The song, considered as "sweet and melodious" in its Franco-Italian version, was much aired on radio in France. The music video was directed by Matteo Pellegrini.

The song was also released in English, Portuguese and Spanish language.

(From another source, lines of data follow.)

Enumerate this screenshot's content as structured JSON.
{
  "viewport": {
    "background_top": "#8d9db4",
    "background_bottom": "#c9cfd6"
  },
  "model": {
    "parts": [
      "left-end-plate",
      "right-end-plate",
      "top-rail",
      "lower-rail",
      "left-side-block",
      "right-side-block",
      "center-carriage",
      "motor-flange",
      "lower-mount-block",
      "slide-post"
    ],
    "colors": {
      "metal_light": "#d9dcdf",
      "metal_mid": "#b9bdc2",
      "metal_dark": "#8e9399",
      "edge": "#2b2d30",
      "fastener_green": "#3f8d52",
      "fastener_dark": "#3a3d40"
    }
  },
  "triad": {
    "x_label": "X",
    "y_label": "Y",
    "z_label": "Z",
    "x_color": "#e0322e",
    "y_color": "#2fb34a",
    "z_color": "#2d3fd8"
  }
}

The record producer, Michele Canova, revealed after 21 years that Ferro's song featured samples from a song by American singer R. Kelly.

==Track listings==
- CD single
1. "Perdono" – 4:04
2. "Perdono (English) – 4:04

- CD maxi
3. "Perdono" – 3:59
4. "Perdono" (English version) – 3:59
5. "Perdono" (remix) – 3:43
6. "Perdono" (bug version) – 1:45

- CD maxi
7. "Xdono" – 3:58
8. "Xdono" (remix) – 3:43
9. "Xdono" (bug version) – 1:45

==Charts==

===Weekly charts===

| Chart (2001–02) | Peak position |
|---|---|
| Austria (Ö3 Austria Top 40) | 2 |
| Belgium (Ultratop 50 Flanders) | 6 |
| Belgium (Ultratop 50 Wallonia) | 1 |
| Croatia (HRT) | 4 |
| Denmark (Tracklisten) | 3 |
| France (SNEP) | 6 |
| Germany (GfK) | 2 |
| Greece (IFPI) | 8 |
| Italy (FIMI) | 1 |
| Netherlands (Dutch Top 40) | 1 |
| Netherlands (Single Top 100) | 1 |
| Norway (VG-lista) | 11 |
| Poland (Music & Media) | 11 |
| Poland (Polish Airplay Chart) | 5 |
| Spain (PROMUSICAE) | 4 |
| Sweden (Sverigetopplistan) | 4 |
| Switzerland (Schweizer Hitparade) | 2 |

===Year-end charts===

| Chart (2002) | Position |
|---|---|
| Austria (Ö3 Austria Top 40) | 28 |
| Belgium (Ultratop Flanders) | 38 |
| Belgium (Ultratop Wallonia) | 6 |
| Europe (Eurochart Hot 100) | 16 |
| France (SNEP) | 24 |
| Germany (Official German Charts) | 7 |
| Italy (FIMI) | 2 |
| Netherlands (Dutch Top 40) | 25 |
| Netherlands (Single Top 100) | 13 |
| Sweden (Sverigetopplistan) | 41 |
| Switzerland (Schweizer Hitparade) | 7 |

==Certifications==

Certifications for Perdono
| Region | Certification | Certified units/sales |
| Belgium (BRMA) | Platinum | 50,000^{*} |
| France (SNEP) | Gold | 250,000^{*} |
| Germany (BVMI) | Gold | 250,000^{^} |
| Italy (FIMI) | 2× Platinum | 100,000 |
| Switzerland (IFPI Switzerland) | Gold | 20,000^{^} |
^{*} Sales figures based on certification alone. ^{^} Shipments figures based on certification alone.